Global Insider: Shadow of ICC Playing Important Role in Colombia-FARC Negotiations

Global Insider: Shadow of ICC Playing Important Role in Colombia-FARC Negotiations

Early this month, Colombia’s inspector general said that if the Colombian government grants impunity to FARC guerillas as part of a peace deal, the International Criminal Court (ICC) should intervene. In an email interview, Alejandro Chehtman, an assistant professor at the Law School of the Torcuato Di Tella University specializing in international criminal law and international humanitarian law, explained the ICC’s involvement in Colombia.

WPR: What is the extent of the International Criminal Court’s involvement in Colombia at present?

Alejandro Chehtman: The relevance of the ICC in Colombia has slightly decreased since it first announced that Colombia was a situation under preliminary examination. At that time, from 2003 to 2005, the ICC prosecutor was personally involved in influencing the first attempts at what became the Justice and Peace Law, Colombia’s main transitional justice mechanism directed at the paramilitary forces. More recently, the ICC’s Office of the Prosecutor (OTP) has kept official and unofficial connections with Colombia’s governmental authorities and civil society, reflected in its reports on preliminary examinations (2011, 2012 and 2013). The ICC’s capacity to open an investigation into the Colombian situation is an important element in the ongoing negotiations with the FARC. Furthermore, the ICC is also involved in Colombia indirectly.
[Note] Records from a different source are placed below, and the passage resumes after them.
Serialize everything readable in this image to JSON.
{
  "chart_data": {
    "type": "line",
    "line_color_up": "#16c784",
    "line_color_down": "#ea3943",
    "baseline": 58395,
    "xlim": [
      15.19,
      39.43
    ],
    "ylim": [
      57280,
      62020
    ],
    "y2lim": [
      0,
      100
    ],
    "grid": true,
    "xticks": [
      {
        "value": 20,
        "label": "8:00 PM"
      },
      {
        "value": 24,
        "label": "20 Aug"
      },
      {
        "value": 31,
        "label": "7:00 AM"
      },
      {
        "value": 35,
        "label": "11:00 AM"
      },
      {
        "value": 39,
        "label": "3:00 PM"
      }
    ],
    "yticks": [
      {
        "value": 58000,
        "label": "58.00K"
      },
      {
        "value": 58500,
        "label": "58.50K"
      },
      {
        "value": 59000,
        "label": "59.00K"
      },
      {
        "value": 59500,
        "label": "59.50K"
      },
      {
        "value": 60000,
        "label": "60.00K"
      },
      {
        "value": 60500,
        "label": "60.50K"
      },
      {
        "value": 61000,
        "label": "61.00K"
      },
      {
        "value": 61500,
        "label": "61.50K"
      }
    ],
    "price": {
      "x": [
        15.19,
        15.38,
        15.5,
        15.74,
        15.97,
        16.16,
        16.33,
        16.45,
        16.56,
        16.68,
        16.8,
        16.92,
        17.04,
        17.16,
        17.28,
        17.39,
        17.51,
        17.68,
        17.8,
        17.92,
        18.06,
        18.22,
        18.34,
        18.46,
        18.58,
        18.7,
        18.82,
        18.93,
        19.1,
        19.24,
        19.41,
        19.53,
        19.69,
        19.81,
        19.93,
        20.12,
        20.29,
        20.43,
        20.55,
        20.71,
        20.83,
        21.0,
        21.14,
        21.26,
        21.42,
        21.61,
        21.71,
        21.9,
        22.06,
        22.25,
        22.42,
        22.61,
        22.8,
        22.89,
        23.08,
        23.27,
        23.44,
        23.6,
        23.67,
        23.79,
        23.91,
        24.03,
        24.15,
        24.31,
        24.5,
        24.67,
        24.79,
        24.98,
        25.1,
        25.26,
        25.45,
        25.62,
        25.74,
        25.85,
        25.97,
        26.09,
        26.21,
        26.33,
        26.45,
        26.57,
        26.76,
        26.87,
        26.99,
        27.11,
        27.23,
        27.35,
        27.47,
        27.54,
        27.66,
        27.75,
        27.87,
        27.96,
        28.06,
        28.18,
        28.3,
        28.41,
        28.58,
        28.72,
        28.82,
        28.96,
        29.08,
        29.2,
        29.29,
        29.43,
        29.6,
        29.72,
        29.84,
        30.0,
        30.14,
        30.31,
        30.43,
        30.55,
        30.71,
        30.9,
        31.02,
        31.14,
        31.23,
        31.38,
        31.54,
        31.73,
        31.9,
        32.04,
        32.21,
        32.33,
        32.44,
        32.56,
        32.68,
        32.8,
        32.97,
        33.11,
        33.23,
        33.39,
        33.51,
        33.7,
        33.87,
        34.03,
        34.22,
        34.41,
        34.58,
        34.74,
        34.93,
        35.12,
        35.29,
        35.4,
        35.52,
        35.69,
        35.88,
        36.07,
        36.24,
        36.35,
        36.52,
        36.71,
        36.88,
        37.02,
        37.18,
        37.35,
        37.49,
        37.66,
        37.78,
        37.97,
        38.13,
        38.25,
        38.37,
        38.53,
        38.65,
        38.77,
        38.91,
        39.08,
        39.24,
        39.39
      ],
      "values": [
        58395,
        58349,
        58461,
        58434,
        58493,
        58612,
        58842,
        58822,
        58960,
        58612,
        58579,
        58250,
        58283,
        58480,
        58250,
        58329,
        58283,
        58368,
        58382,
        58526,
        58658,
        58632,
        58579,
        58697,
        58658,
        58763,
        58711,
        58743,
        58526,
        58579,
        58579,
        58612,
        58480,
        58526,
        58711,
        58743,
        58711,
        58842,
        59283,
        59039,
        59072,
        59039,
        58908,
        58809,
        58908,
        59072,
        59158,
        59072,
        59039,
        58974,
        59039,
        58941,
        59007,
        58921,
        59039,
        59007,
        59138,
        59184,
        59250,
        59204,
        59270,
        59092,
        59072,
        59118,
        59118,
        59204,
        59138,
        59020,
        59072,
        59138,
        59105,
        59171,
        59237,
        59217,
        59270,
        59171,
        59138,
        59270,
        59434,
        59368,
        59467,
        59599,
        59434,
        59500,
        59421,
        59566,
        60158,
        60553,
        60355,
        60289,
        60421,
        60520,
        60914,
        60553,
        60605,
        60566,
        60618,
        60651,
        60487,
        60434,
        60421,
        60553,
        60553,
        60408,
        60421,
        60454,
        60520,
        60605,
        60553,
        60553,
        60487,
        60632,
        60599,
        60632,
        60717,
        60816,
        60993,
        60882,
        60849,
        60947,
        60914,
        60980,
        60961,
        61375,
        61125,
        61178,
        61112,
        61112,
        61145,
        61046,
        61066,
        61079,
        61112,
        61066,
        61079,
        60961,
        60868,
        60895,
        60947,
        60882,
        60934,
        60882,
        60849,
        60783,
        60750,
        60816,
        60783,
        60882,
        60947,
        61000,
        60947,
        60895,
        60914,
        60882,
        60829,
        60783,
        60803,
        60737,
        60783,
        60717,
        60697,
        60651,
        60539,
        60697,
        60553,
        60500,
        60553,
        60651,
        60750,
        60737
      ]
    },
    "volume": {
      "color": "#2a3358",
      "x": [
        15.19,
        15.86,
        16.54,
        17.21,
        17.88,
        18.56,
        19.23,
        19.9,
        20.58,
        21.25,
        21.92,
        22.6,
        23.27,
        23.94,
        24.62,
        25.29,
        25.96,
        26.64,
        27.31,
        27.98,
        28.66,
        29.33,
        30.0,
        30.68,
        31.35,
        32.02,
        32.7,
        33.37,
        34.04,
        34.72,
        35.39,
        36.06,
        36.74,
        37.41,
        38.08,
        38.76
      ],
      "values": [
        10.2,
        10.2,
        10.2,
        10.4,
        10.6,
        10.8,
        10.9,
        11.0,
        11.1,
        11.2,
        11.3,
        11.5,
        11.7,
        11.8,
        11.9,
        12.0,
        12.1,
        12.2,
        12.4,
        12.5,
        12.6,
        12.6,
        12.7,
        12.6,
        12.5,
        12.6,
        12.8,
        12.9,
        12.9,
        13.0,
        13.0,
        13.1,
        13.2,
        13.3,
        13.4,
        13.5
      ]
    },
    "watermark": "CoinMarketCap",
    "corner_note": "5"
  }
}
Namely, local actors have used the potential involvement of the ICC as a tool to steer not only domestic policy concerning the peace process with the guerrillas, but also the ongoing judicial proceedings under the Justice and Peace Law or ordinary criminal jurisdiction, including cases against government officials, particularly the “false positives” cases involving members of the army allegedly murdering civilians and then dressing their bodies in rebel uniforms.